This first stage of the McCook Reservoir, an old limestone quarry used to hold stormwater, will flood this summer. When complete in 2029, the site be able to hold 10 billion gallons of water. | Neil Steinberg/Sun-Times
No “small pipes” here. Rather, an enormous, 33-foot-diameter outlet of the Deep Tunnel emptying into the reservoir, against blocks of concrete 9 feet tall to disperse the force of the water and keep it from chewing up the bottom of the reservoir, which the district plans to flood by the end of the summer.
“Stage one is going online this year,” said Carmen Scalise, a MWRD engineer, noting the first section will hold 3.5 billion gallons, roughly half the size of the Thornton Reservoir, which opened in 2015. When stage two, holding 6.5 billion gallons, opens in 2029, McCook will be even bigger than Thornton.
Why will completion take a dozen years?
“The reason it’s taking so long is we have to physically mine this rock out, 285 feet deep, and we can only get rid of it as fast as people are buying it,” said Scalise. “With any giant infrastructure projects, it’s not a quick process.”
After the limestone is dug out, a barrier, or “slurry wall,” had to be formed.
“The slurry wall is basically a 3-foot-wide strip of bentonite clay,” said Scalise. “We dug out this trench around the entire perimeter and filled it with clay and it forms an impervious layer.

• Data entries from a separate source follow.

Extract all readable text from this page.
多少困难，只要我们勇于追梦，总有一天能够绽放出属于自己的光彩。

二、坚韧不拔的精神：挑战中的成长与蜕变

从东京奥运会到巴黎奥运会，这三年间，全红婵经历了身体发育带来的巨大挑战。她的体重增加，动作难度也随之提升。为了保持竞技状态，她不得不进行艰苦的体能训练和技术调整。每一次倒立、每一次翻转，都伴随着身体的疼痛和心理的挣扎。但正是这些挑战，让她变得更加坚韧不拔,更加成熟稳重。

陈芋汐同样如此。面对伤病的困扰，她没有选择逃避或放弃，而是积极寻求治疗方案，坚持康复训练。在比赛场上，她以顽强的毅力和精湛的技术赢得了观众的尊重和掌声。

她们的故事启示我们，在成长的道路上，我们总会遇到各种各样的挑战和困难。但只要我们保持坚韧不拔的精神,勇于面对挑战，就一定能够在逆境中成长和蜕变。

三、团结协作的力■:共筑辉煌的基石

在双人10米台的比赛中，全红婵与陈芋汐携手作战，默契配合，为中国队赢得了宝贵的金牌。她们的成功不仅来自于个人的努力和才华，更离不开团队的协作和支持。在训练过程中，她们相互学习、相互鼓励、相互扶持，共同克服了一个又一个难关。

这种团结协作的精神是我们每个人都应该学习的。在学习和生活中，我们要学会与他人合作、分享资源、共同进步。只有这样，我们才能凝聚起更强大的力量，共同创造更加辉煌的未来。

Groundwater from the outside can’t get in. We did the same thing in the rock: two rows of grout curtains: 4-inch-diameter holes drilled . . . down below the bottom of the reservoir and pumped full of grout to keep the ground water out and, when the reservoir is full, keep our CSO in.”
No, not the Chicago Symphony Orchestra. In this world, “CSO” is “combined sewer outflow.”